Além do aspecto dinâmico-temporal da LA, que dificulta uma definição nos moldes estáticos de outras áreas tradicionais de pesquisa linguística, a ideia de limites que a pergunta “o que é?” contém contradiz a natureza “indisciplinar” (Moita Lopes), inter e transdisciplinar, transgressiva (Pennycook), da desaprendizagem (Branca Fabrício) da Linguística Aplicada. A LA não se restringe a uma área específica de conhecimento. A natureza das respostas que ela procura está mais no campo das relações entre entidades do que no campo da descrição de verdades absolutas. Como essas relações estão em constante mudança, assim também está a LA para se ajustar a novas realidades em sua multidisciplinar busca da compreensão de fenômenos linguísticos.

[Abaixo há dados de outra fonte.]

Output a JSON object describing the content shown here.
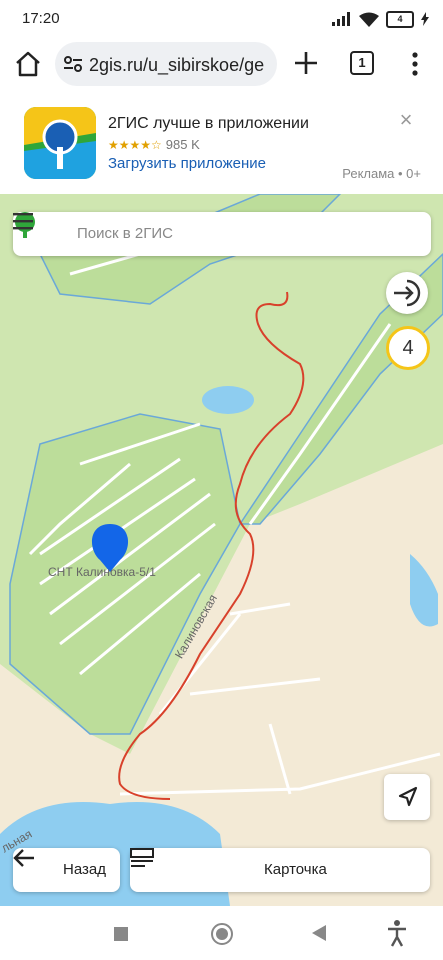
{
  "status_bar": {
    "time": "17:20",
    "battery": "4"
  },
  "browser": {
    "url": "2gis.ru/u_sibirskoe/ge",
    "tab_count": "1"
  },
  "ad": {
    "title": "2ГИС лучше в приложении",
    "rating_stars": "★★★★☆",
    "reviews": "985 K",
    "download": "Загрузить приложение",
    "label": "Реклама • 0+"
  },
  "map": {
    "search_placeholder": "Поиск в 2ГИС",
    "poi_label": "СНТ Калиновка-5/1",
    "street_label": "Калиновская",
    "street_label_2": "льная",
    "count_badge": "4"
  },
  "bottom": {
    "back_label": "Назад",
    "card_label": "Карточка"
  },
  "colors": {
    "forest": "#cfe6b0",
    "forest_dark": "#bcdd9a",
    "sand": "#f3ead6",
    "water": "#8ecdf0",
    "route": "#d8412b",
    "pin": "#1366e8"
  }
}
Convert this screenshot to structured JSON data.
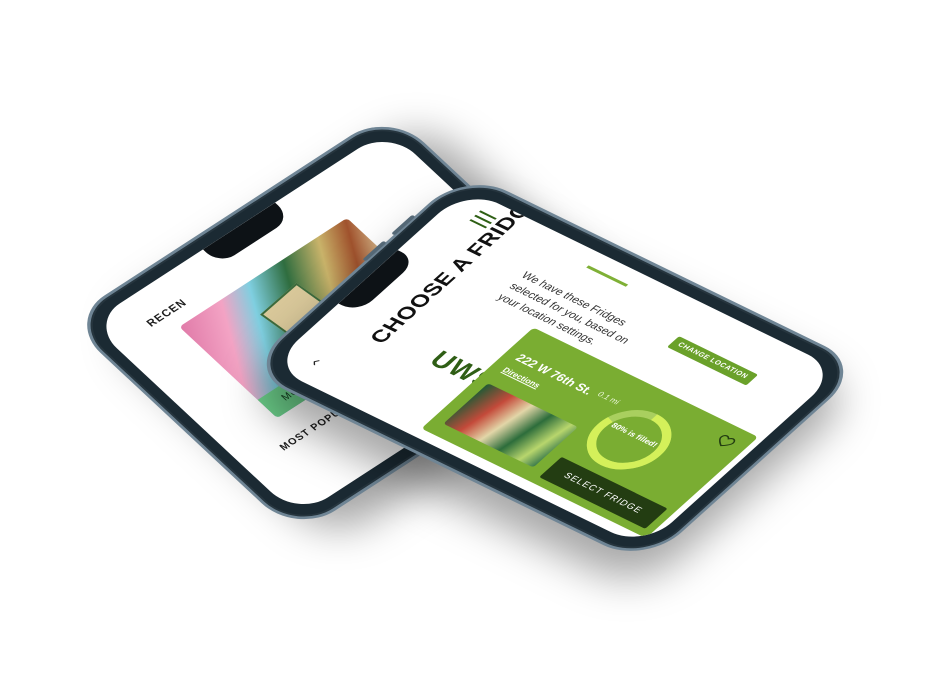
{
  "back_screen": {
    "recent_heading": "RECEN",
    "photo_caption": "Mott Haven Community Fridge",
    "popular_heading": "MOST POPULAR DONATED ITEMS"
  },
  "front_screen": {
    "title": "CHOOSE A FRIDGE",
    "subtitle": "We have these Fridges selected for you, based on your location settings.",
    "change_location_label": "CHANGE LOCATION",
    "area": "UWS",
    "card": {
      "address": "222 W 76th St.",
      "distance": "0.1 mi",
      "directions_label": "Directions",
      "fill_text": "80% is filled!",
      "fill_fraction": 0.8,
      "select_label": "SELECT FRIDGE"
    }
  },
  "icons": {
    "menu": "hamburger-menu-icon",
    "back": "chevron-left-icon",
    "favorite": "heart-icon"
  },
  "colors": {
    "accent_green": "#7aad32",
    "dark_green": "#233d12",
    "gauge_fill": "#d4f05a"
  }
}
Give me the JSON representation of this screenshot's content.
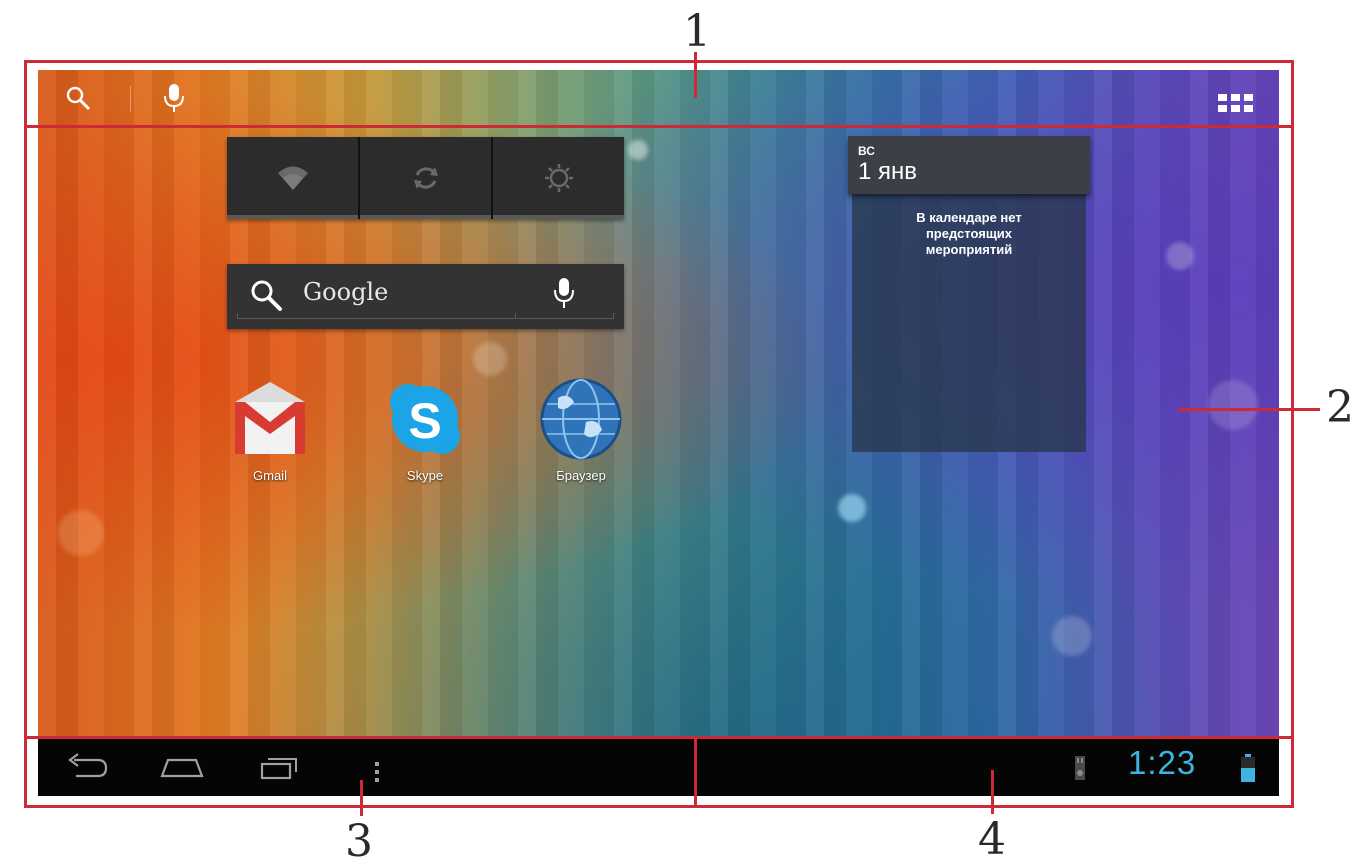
{
  "callouts": [
    "1",
    "2",
    "3",
    "4"
  ],
  "topbar": {
    "search_icon": "search-icon",
    "voice_icon": "microphone-icon",
    "apps_icon": "apps-grid-icon"
  },
  "power_widget": {
    "toggles": [
      {
        "icon": "wifi-icon",
        "state": "off"
      },
      {
        "icon": "sync-icon",
        "state": "off"
      },
      {
        "icon": "brightness-icon",
        "state": "off"
      }
    ]
  },
  "google_widget": {
    "label": "Google"
  },
  "apps": [
    {
      "label": "Gmail",
      "icon": "gmail-icon",
      "color": "#d83b2f"
    },
    {
      "label": "Skype",
      "icon": "skype-icon",
      "color": "#1ba4e6"
    },
    {
      "label": "Браузер",
      "icon": "browser-globe-icon",
      "color": "#2f74b8"
    }
  ],
  "calendar": {
    "day_of_week": "ВС",
    "date": "1 янв",
    "empty_message": "В календаре нет\nпредстоящих\nмероприятий"
  },
  "sysbar": {
    "clock": "1:23",
    "clock_color": "#3fb4e0",
    "status_icons": [
      "sd-card-icon",
      "battery-icon"
    ]
  },
  "colors": {
    "annotation": "#cc2a36",
    "accent": "#3fb4e0"
  }
}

Se usássemos o jogo de xadrez como metáfora, o estudo das relações de poder na hierarquia das peças do jogo e dos métodos de exploração de vulnerabilidades, defesas e técnicas de dominação, em cenário de incontáveis possibilidades, seria análogo ao papel desempenhado pela LA na compreensão do mundo ao nosso redor.

E se, em lugar de perguntar “o que é Linguística Aplicada?”, a gente perguntasse “o que faz a Linguística Aplicada”? O professor Moita Lopes sugere uma definição concisa e abrangente ao dizer que entende a LA como “um modo de criar inteligibilidade sobre problemas sociais em que a linguagem tem papel central”. Essa criação de inteligibilidade seria alcançada através da análise das interações e relações da linguagem com um número expressivo de disciplinas em diversas áreas de conhecimento, que é o que a LA faz. Daí, Linguística aplicada (in)disciplinar, como defende o professor Moita Lopes e outros estudiosos.

Para saber mais, consulte os artigos abaixo.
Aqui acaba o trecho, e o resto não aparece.